Rouler à la pâte d'hydrogène ? Ce n'est pas un canular...

On parle beaucoup de l’hydrogène comme le carburant du futur de nos véhicules. A ce stade, on ne peut pas dire que cette technologie se répande. Pasquale Nardone nous explique pourquoi.

Pourquoi nous ne roulons pas l’hydrogène ?

Actuellement, l’hydrogène sert à faire décoller nos fusées. Si on parle de nos véhicules particuliers, seuls quelques modèles de voitures peuvent utiliser ce carburant et le nombre de pompes se compte sur les doigts d’une main.

Les problèmes sont nombreux :

  1. L’hydrogène est un gaz très volatil, très difficile à enfermer.
  2. Si on veut le transformer en liquide, il faut le porter à – 253 degrés. Un procédé très coûteux en énergie.
  3. De plus, sa manutention est dangereuse. Il réagit très vite avec l’oxygène et devient explosif.

Autant de raisons qui font qu’il est difficile d’avoir des " stations à essence " à hydrogène.

L’hydrogène semble, pourtant, être une solution idéale pour faire rouler des véhicules électriques. En réagissant avec l’oxygène, l’hydrogène va produire de l’énergie qui pourra alimenter des batteries. Et les "déchets"… c’est de l’eau.

Il faudra d’ailleurs trouver des solutions pour remplacer les batteries actuelles qui fonctionnent avec un mélange Lithium-Ion. Il s’agit d’un mélange de terres et de métaux rares qui existent en quantités limitées sur la planète. De plus, le recyclage de ses batteries pose de gros problèmes techniques et environnementaux. Encore faudra-t-il domestiquer ce gaz ?

De la pâte pour faire rouler nos voitures ?

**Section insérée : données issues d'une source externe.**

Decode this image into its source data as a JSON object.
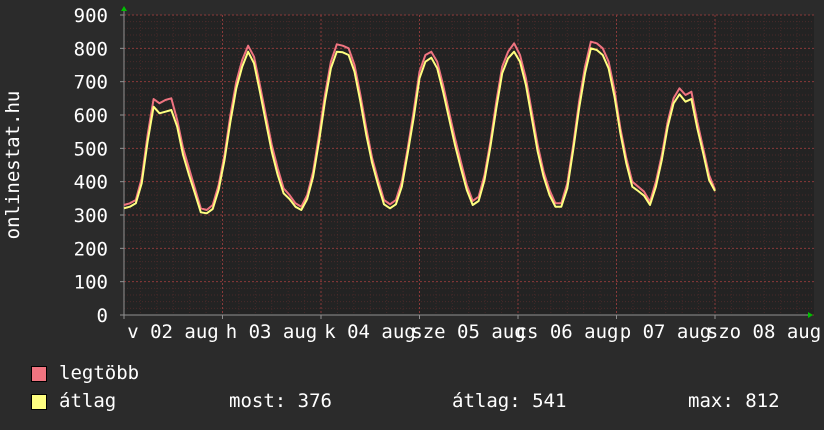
{
  "colors": {
    "background": "#2b2b2b",
    "plot_background": "#232323",
    "grid": "#5a2e2e",
    "axis": "#909090",
    "text": "#ffffff",
    "arrow": "#00c000",
    "max_series": "#f07480",
    "avg_series": "#ffff80"
  },
  "legend": {
    "items": [
      {
        "name": "legtöbb",
        "color": "#f07480"
      },
      {
        "name": "átlag",
        "color": "#ffff80"
      }
    ]
  },
  "stats": {
    "now": "most: 376",
    "avg": "átlag: 541",
    "max": "max: 812"
  },
  "chart_data": {
    "type": "line",
    "title": "",
    "xlabel": "",
    "ylabel": "onlinestat.hu",
    "ylim": [
      0,
      900
    ],
    "yticks": [
      0,
      100,
      200,
      300,
      400,
      500,
      600,
      700,
      800,
      900
    ],
    "xlim": [
      0,
      7
    ],
    "grid": true,
    "xticks": [
      {
        "x": 0,
        "label": "v 02 aug"
      },
      {
        "x": 1,
        "label": "h 03 aug"
      },
      {
        "x": 2,
        "label": "k 04 aug"
      },
      {
        "x": 3,
        "label": "sze 05 aug"
      },
      {
        "x": 4,
        "label": "cs 06 aug"
      },
      {
        "x": 5,
        "label": "p 07 aug"
      },
      {
        "x": 6,
        "label": "szo 08 aug"
      }
    ],
    "series": [
      {
        "name": "legtöbb",
        "color": "#f07480",
        "points": [
          [
            0.0,
            330
          ],
          [
            0.06,
            335
          ],
          [
            0.12,
            345
          ],
          [
            0.18,
            410
          ],
          [
            0.24,
            540
          ],
          [
            0.3,
            648
          ],
          [
            0.36,
            635
          ],
          [
            0.42,
            645
          ],
          [
            0.48,
            650
          ],
          [
            0.54,
            585
          ],
          [
            0.6,
            500
          ],
          [
            0.66,
            440
          ],
          [
            0.72,
            380
          ],
          [
            0.78,
            320
          ],
          [
            0.84,
            315
          ],
          [
            0.9,
            330
          ],
          [
            0.96,
            390
          ],
          [
            1.02,
            480
          ],
          [
            1.08,
            600
          ],
          [
            1.14,
            700
          ],
          [
            1.2,
            765
          ],
          [
            1.26,
            808
          ],
          [
            1.32,
            775
          ],
          [
            1.38,
            690
          ],
          [
            1.44,
            600
          ],
          [
            1.5,
            510
          ],
          [
            1.56,
            440
          ],
          [
            1.62,
            380
          ],
          [
            1.68,
            360
          ],
          [
            1.74,
            335
          ],
          [
            1.8,
            325
          ],
          [
            1.86,
            360
          ],
          [
            1.92,
            430
          ],
          [
            1.98,
            540
          ],
          [
            2.04,
            660
          ],
          [
            2.1,
            760
          ],
          [
            2.16,
            812
          ],
          [
            2.22,
            808
          ],
          [
            2.28,
            800
          ],
          [
            2.34,
            750
          ],
          [
            2.4,
            660
          ],
          [
            2.46,
            560
          ],
          [
            2.52,
            470
          ],
          [
            2.58,
            405
          ],
          [
            2.64,
            345
          ],
          [
            2.7,
            332
          ],
          [
            2.76,
            345
          ],
          [
            2.82,
            400
          ],
          [
            2.88,
            500
          ],
          [
            2.94,
            610
          ],
          [
            3.0,
            730
          ],
          [
            3.06,
            780
          ],
          [
            3.12,
            790
          ],
          [
            3.18,
            760
          ],
          [
            3.24,
            690
          ],
          [
            3.3,
            610
          ],
          [
            3.36,
            530
          ],
          [
            3.42,
            460
          ],
          [
            3.48,
            390
          ],
          [
            3.54,
            342
          ],
          [
            3.6,
            355
          ],
          [
            3.66,
            420
          ],
          [
            3.72,
            520
          ],
          [
            3.78,
            640
          ],
          [
            3.84,
            745
          ],
          [
            3.9,
            790
          ],
          [
            3.96,
            815
          ],
          [
            4.02,
            780
          ],
          [
            4.08,
            710
          ],
          [
            4.14,
            610
          ],
          [
            4.2,
            510
          ],
          [
            4.26,
            430
          ],
          [
            4.32,
            375
          ],
          [
            4.38,
            335
          ],
          [
            4.44,
            335
          ],
          [
            4.5,
            395
          ],
          [
            4.56,
            510
          ],
          [
            4.62,
            640
          ],
          [
            4.68,
            745
          ],
          [
            4.74,
            820
          ],
          [
            4.8,
            815
          ],
          [
            4.86,
            800
          ],
          [
            4.92,
            760
          ],
          [
            4.98,
            675
          ],
          [
            5.04,
            560
          ],
          [
            5.1,
            470
          ],
          [
            5.16,
            400
          ],
          [
            5.22,
            385
          ],
          [
            5.28,
            370
          ],
          [
            5.34,
            340
          ],
          [
            5.4,
            400
          ],
          [
            5.46,
            480
          ],
          [
            5.52,
            580
          ],
          [
            5.58,
            650
          ],
          [
            5.64,
            680
          ],
          [
            5.7,
            660
          ],
          [
            5.76,
            670
          ],
          [
            5.82,
            580
          ],
          [
            5.88,
            500
          ],
          [
            5.94,
            420
          ],
          [
            6.0,
            376
          ]
        ]
      },
      {
        "name": "átlag",
        "color": "#ffff80",
        "points": [
          [
            0.0,
            320
          ],
          [
            0.06,
            325
          ],
          [
            0.12,
            335
          ],
          [
            0.18,
            395
          ],
          [
            0.24,
            520
          ],
          [
            0.3,
            625
          ],
          [
            0.36,
            605
          ],
          [
            0.42,
            610
          ],
          [
            0.48,
            615
          ],
          [
            0.54,
            565
          ],
          [
            0.6,
            480
          ],
          [
            0.66,
            420
          ],
          [
            0.72,
            365
          ],
          [
            0.78,
            308
          ],
          [
            0.84,
            305
          ],
          [
            0.9,
            318
          ],
          [
            0.96,
            375
          ],
          [
            1.02,
            465
          ],
          [
            1.08,
            580
          ],
          [
            1.14,
            680
          ],
          [
            1.2,
            745
          ],
          [
            1.26,
            790
          ],
          [
            1.32,
            755
          ],
          [
            1.38,
            670
          ],
          [
            1.44,
            580
          ],
          [
            1.5,
            490
          ],
          [
            1.56,
            420
          ],
          [
            1.62,
            365
          ],
          [
            1.68,
            348
          ],
          [
            1.74,
            325
          ],
          [
            1.8,
            315
          ],
          [
            1.86,
            348
          ],
          [
            1.92,
            415
          ],
          [
            1.98,
            520
          ],
          [
            2.04,
            640
          ],
          [
            2.1,
            740
          ],
          [
            2.16,
            790
          ],
          [
            2.22,
            788
          ],
          [
            2.28,
            780
          ],
          [
            2.34,
            730
          ],
          [
            2.4,
            640
          ],
          [
            2.46,
            540
          ],
          [
            2.52,
            455
          ],
          [
            2.58,
            390
          ],
          [
            2.64,
            332
          ],
          [
            2.7,
            320
          ],
          [
            2.76,
            332
          ],
          [
            2.82,
            385
          ],
          [
            2.88,
            485
          ],
          [
            2.94,
            590
          ],
          [
            3.0,
            710
          ],
          [
            3.06,
            760
          ],
          [
            3.12,
            772
          ],
          [
            3.18,
            740
          ],
          [
            3.24,
            670
          ],
          [
            3.3,
            590
          ],
          [
            3.36,
            510
          ],
          [
            3.42,
            440
          ],
          [
            3.48,
            375
          ],
          [
            3.54,
            330
          ],
          [
            3.6,
            342
          ],
          [
            3.66,
            405
          ],
          [
            3.72,
            505
          ],
          [
            3.78,
            620
          ],
          [
            3.84,
            725
          ],
          [
            3.9,
            770
          ],
          [
            3.96,
            790
          ],
          [
            4.02,
            760
          ],
          [
            4.08,
            690
          ],
          [
            4.14,
            590
          ],
          [
            4.2,
            490
          ],
          [
            4.26,
            415
          ],
          [
            4.32,
            360
          ],
          [
            4.38,
            325
          ],
          [
            4.44,
            325
          ],
          [
            4.5,
            380
          ],
          [
            4.56,
            495
          ],
          [
            4.62,
            620
          ],
          [
            4.68,
            725
          ],
          [
            4.74,
            800
          ],
          [
            4.8,
            795
          ],
          [
            4.86,
            780
          ],
          [
            4.92,
            740
          ],
          [
            4.98,
            655
          ],
          [
            5.04,
            545
          ],
          [
            5.1,
            455
          ],
          [
            5.16,
            385
          ],
          [
            5.22,
            372
          ],
          [
            5.28,
            358
          ],
          [
            5.34,
            330
          ],
          [
            5.4,
            385
          ],
          [
            5.46,
            465
          ],
          [
            5.52,
            565
          ],
          [
            5.58,
            635
          ],
          [
            5.64,
            662
          ],
          [
            5.7,
            640
          ],
          [
            5.76,
            648
          ],
          [
            5.82,
            560
          ],
          [
            5.88,
            485
          ],
          [
            5.94,
            405
          ],
          [
            6.0,
            372
          ]
        ]
      }
    ]
  }
}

L’institut Franhaufer de Dresde semble avoir réalisé une avancée majeure dans le domaine. Ils ont réussi à fabriquer un mélange d’hydrogène et de magnésium. Le résultat ressemble un peu à du slime voir à de la pâte dentifrice. Cette pâte porte le nom de Power Paste


►►► A lire aussi : Le power paste, c’est quoi ? (en anglais)

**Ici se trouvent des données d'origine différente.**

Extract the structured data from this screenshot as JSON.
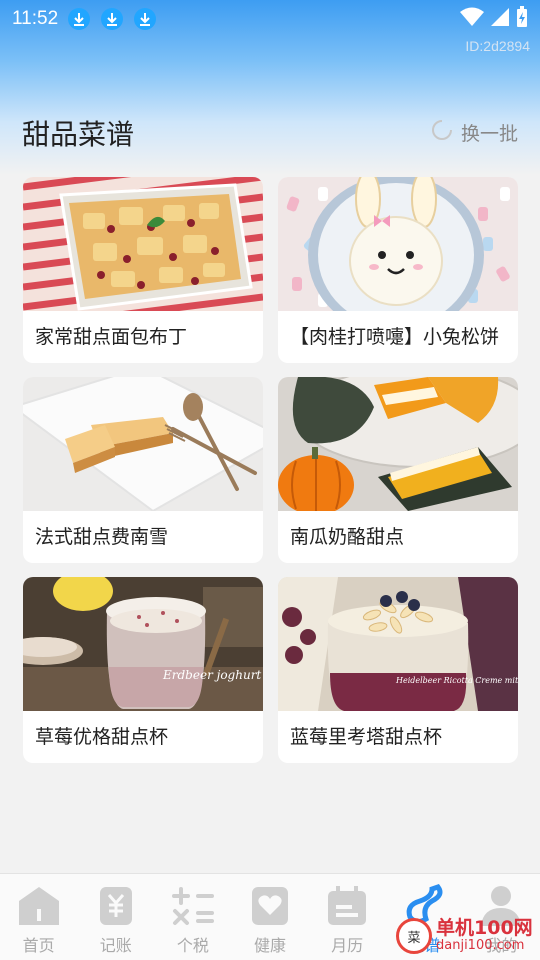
{
  "status_bar": {
    "time": "11:52",
    "notifications": [
      "download-icon",
      "download-icon",
      "download-icon"
    ]
  },
  "device_id": "ID:2d2894",
  "section": {
    "title": "甜品菜谱",
    "refresh_label": "换一批"
  },
  "recipes": [
    {
      "name": "家常甜点面包布丁"
    },
    {
      "name": "【肉桂打喷嚏】小兔松饼"
    },
    {
      "name": "法式甜点费南雪"
    },
    {
      "name": "南瓜奶酪甜点"
    },
    {
      "name": "草莓优格甜点杯",
      "image_caption": "Erdbeer joghurt Creme"
    },
    {
      "name": "蓝莓里考塔甜点杯",
      "image_caption": "Heidelbeer Ricotta Creme mit Mandel Topping von Marion H."
    }
  ],
  "tabbar": {
    "items": [
      {
        "label": "首页",
        "icon": "home-icon"
      },
      {
        "label": "记账",
        "icon": "ledger-icon"
      },
      {
        "label": "个税",
        "icon": "calculator-icon"
      },
      {
        "label": "健康",
        "icon": "heart-icon"
      },
      {
        "label": "月历",
        "icon": "calendar-icon"
      },
      {
        "label": "菜谱",
        "icon": "recipe-icon",
        "active": true
      },
      {
        "label": "我的",
        "icon": "profile-icon"
      }
    ]
  },
  "watermark": {
    "circle_text": "菜",
    "main": "单机100网",
    "sub": "danji100.com"
  },
  "colors": {
    "accent": "#2a8ef0",
    "inactive": "#aaaaaa"
  }
}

Si on rajoute de l’eau sur cette pâte, on libère l’hydrogène et du même coup de l’énergie qui peut alimenter une pile à combustible. Le tout de manière simple et sécurisée.

Quel avenir ?

Le procédé a été testé en laboratoire et semble prometteur mais il faut maintenant étudier une série de paramètres.

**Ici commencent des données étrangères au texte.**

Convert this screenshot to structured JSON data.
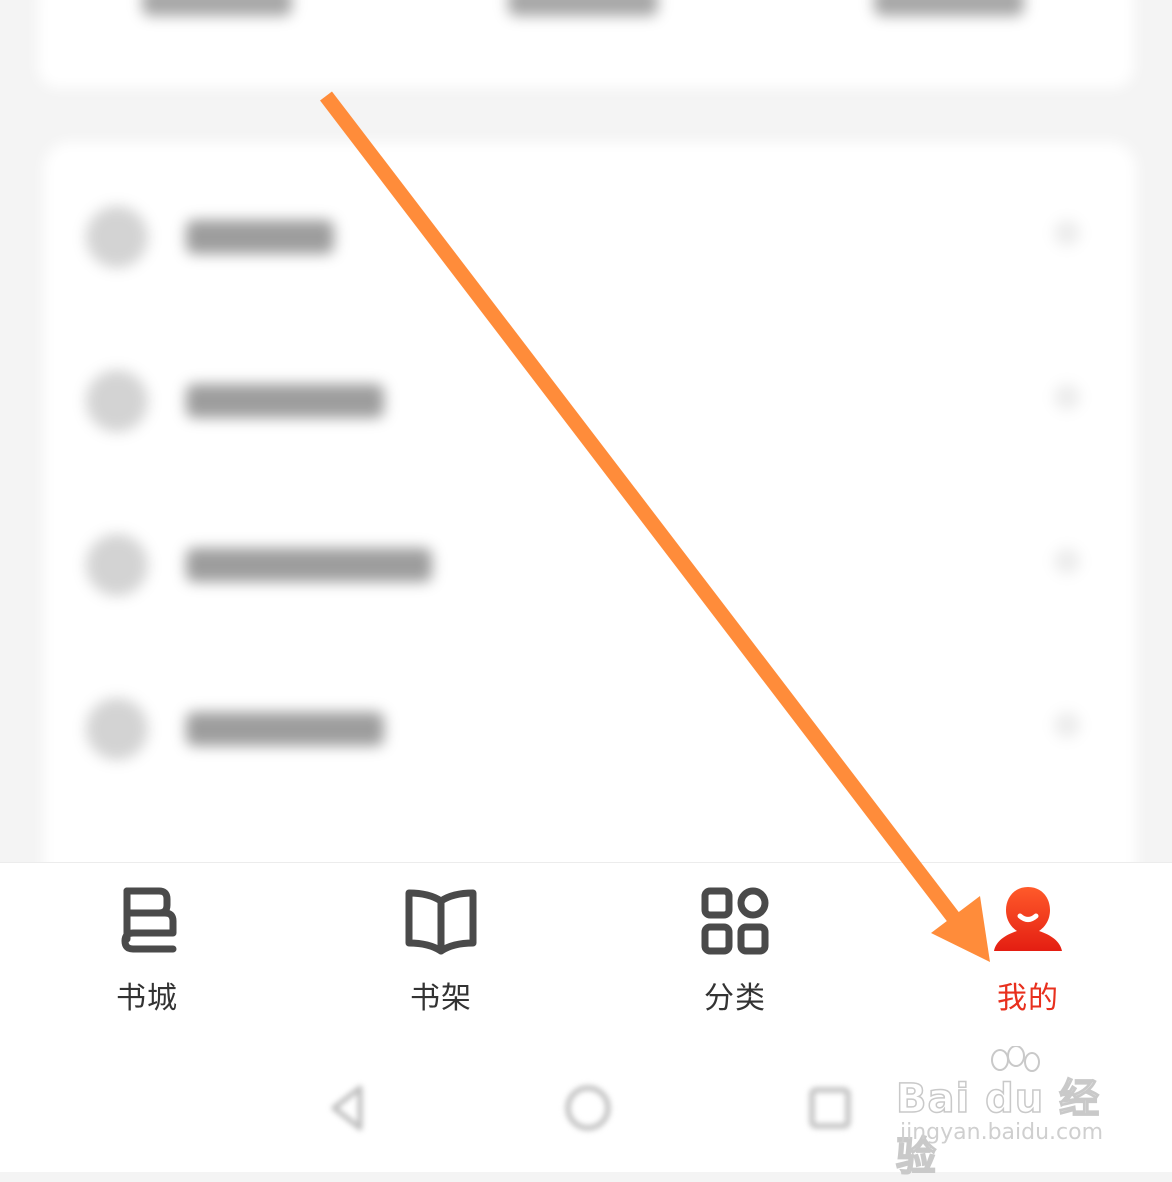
{
  "bottom_nav": {
    "items": [
      {
        "label": "书城",
        "icon": "bookstore-icon",
        "active": false
      },
      {
        "label": "书架",
        "icon": "bookshelf-icon",
        "active": false
      },
      {
        "label": "分类",
        "icon": "category-grid-icon",
        "active": false
      },
      {
        "label": "我的",
        "icon": "profile-icon",
        "active": true
      }
    ]
  },
  "gesture_bar": {
    "buttons": [
      "back-icon",
      "home-icon",
      "recents-icon"
    ]
  },
  "watermark": {
    "main": "Bai du 经验",
    "sub": "jingyan.baidu.com"
  },
  "colors": {
    "accent": "#e8301e",
    "nav_text": "#333333",
    "nav_icon": "#4a4a4a",
    "arrow": "#ff8c3a"
  }
}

  • Est-il possible de produire à grande échelle ?
  • Comment distribuer ce carburant ?
  • On doit encore estimer le coût de ce produit. Aujourd’hui, on l’estime à 2 euros le kilo. Encore faudra-t-il tester combien de kilomètres il permettra de parcourir et ainsi de voir son intérêt économique. Aujourd’hui faire un plein d’hydrogène est plus ou mois équivalent à un plein d’essence.
  • Enfin, il faudra estimer le coût énergétique et environnemental global. Si les rejets se limitent à de l’eau, qu’en est-il de l’énergie dépensée pour le produire.